Aninia griff tüchtig zu und unter ihren Händen gediehen das Hauswesen und die Wirthschaft, denen die Witwe allein kaum vorzustehen vermochte, und die Kinder, die ihr bald ans Herz wuchsen. Frau Barbla machte sich nützlich in Haus und Hof, auch sie hatte sich in Demuth ihrem Geschick gebeugt wie Madulani, der einst so stolze Cavig, der jetzt arbeitete, als gelte es keinem fremden, sondern dem eigenen Hausstande. Eine überraschende, erfreuende Wirkung hatte dies rückhaltlose Sichfügen in ein hartes, nicht zu änderndes Schicksal. Die Leute aus Surley, welche nach Silvaplana übergesiedelt waren, sammelten sich fast alle um ihren ehemaligen Cavig, und ganz von selbst gewann der alte Gian eine Herrschaft über sie, die weit freudiger als früher ertragen wurde, weil ihr die einstige gefürchtete Härte fehlte und die Leute sie freiwillig anerkannten.
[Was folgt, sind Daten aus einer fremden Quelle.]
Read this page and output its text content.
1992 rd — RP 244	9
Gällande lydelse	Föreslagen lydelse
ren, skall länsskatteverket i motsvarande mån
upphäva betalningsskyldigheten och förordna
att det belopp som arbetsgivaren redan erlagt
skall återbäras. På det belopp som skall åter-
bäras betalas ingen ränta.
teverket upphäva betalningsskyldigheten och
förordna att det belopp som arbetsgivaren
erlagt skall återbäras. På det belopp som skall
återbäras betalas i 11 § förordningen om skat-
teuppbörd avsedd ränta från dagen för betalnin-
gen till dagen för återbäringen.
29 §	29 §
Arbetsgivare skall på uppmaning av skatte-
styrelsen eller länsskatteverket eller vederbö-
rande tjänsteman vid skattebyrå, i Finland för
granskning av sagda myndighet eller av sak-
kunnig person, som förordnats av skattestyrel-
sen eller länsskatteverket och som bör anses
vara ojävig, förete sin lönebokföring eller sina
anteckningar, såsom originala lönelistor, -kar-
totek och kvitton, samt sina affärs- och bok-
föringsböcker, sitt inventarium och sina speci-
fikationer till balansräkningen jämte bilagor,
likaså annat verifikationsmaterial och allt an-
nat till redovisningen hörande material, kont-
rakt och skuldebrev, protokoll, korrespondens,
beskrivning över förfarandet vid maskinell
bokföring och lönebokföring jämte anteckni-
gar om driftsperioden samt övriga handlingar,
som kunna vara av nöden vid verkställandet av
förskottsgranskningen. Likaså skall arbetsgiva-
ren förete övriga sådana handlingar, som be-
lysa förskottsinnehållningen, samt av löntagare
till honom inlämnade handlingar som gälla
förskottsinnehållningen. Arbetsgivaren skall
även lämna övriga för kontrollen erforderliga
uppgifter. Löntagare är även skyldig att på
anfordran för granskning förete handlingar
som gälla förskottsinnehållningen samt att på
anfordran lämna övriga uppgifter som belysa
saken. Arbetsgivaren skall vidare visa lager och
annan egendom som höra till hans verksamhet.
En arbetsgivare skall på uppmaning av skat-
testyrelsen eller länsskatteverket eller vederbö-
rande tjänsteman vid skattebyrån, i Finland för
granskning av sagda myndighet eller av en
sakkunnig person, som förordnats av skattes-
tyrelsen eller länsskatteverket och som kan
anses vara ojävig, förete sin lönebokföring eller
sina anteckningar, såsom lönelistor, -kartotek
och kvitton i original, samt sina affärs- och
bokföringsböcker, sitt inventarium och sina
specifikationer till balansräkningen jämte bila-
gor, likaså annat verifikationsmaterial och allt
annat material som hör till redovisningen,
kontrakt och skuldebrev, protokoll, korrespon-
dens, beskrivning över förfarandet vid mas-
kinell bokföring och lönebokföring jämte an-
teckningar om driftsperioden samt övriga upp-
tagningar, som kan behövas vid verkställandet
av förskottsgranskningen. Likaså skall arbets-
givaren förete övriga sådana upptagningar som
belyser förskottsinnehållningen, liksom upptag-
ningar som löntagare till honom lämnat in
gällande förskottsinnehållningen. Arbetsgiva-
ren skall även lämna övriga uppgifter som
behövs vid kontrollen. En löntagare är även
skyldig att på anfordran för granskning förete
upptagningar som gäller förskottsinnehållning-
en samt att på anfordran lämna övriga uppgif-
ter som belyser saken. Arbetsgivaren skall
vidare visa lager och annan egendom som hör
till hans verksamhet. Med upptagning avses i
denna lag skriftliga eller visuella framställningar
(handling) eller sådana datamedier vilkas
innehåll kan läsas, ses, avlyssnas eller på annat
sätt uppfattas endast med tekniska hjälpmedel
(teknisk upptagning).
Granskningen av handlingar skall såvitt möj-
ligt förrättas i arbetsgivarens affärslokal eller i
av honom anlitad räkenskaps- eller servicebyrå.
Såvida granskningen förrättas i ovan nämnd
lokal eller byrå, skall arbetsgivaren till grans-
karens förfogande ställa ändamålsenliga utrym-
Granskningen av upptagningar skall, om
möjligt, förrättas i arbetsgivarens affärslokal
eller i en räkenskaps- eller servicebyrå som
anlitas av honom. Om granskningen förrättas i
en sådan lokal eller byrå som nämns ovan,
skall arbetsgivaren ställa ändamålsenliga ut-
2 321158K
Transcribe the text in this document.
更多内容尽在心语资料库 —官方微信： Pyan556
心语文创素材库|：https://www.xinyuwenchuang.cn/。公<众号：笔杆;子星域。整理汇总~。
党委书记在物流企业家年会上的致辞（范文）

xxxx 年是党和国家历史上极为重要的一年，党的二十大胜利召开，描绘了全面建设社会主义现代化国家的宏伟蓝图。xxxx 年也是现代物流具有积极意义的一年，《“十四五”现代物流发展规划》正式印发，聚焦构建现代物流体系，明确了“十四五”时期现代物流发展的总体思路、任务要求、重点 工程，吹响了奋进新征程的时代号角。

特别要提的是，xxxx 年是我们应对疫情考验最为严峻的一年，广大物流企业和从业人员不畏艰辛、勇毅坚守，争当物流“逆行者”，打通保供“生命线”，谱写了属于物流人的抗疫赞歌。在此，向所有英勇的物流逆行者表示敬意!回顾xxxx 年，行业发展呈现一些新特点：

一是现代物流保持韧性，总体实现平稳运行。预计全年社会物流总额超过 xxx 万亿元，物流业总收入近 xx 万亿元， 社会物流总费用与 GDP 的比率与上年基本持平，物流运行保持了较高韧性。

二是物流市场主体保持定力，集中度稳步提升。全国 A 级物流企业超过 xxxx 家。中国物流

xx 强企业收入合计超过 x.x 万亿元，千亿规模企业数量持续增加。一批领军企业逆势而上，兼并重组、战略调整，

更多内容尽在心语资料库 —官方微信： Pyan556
Wohl gab es auch solche, die den einst so stolzen, mächtigen Mann seine jetzige Armut und Ohnmacht fühlen ließen und ihn über die Achsel ansahen. Bei mancher geringschätzigen Bemerkung zuckte er zusammen, er erinnerte sich dann, wie er früher auf andere herabgesehen hatte, die mehr besaßen, als er jetzt; das Bild des armen Beppo stieg vor ihm auf und ein leises Stöhnen entrang sich oft seiner Brust. Aber seine düstere Stimmung wich immer wieder vor dem freundlichen, fröhlichen Walten seiner Frau und Tochter und den Anforderungen, welche die Tagesarbeit an ihn stellte. Die jüngeren Männer von Silvaplana füllten die Gaststube des „Wilden Mannes“ der schönen Aninia wegen und bald gesellten sich auch die von Sils und Campfèr hinzu. Alle kannten sie ja als das ehemals reichste und schönste Mädchen des Thales, und heute erschien sie als stattliche Frau, die bei gewohntem Ernst doch gegen jeden Gast sich freundlich erwies, noch bewunderungs- und begehrenswerther denn vordem. Noch glänzte das herrliche blonde Haar wie früher in dichten Flechten um ihren Kopf. So hieß denn des arm gewordenen Madulani Tochter wie zur Zeit, da er noch als der reichste Mann des Engadins galt, „Gold-Aninia“, und es war ein Ton offener Herzlichkeit, mit dem der hübsche Name ausgesprochen wurde.

Die Arbeit hatte den Hartgeprüften Segen gebracht, sie vor Verzweiflung gerettet und ihnen neuen Lebensmuth eingeflößt, so daß sie der Zukunft getrost entgegen sahen.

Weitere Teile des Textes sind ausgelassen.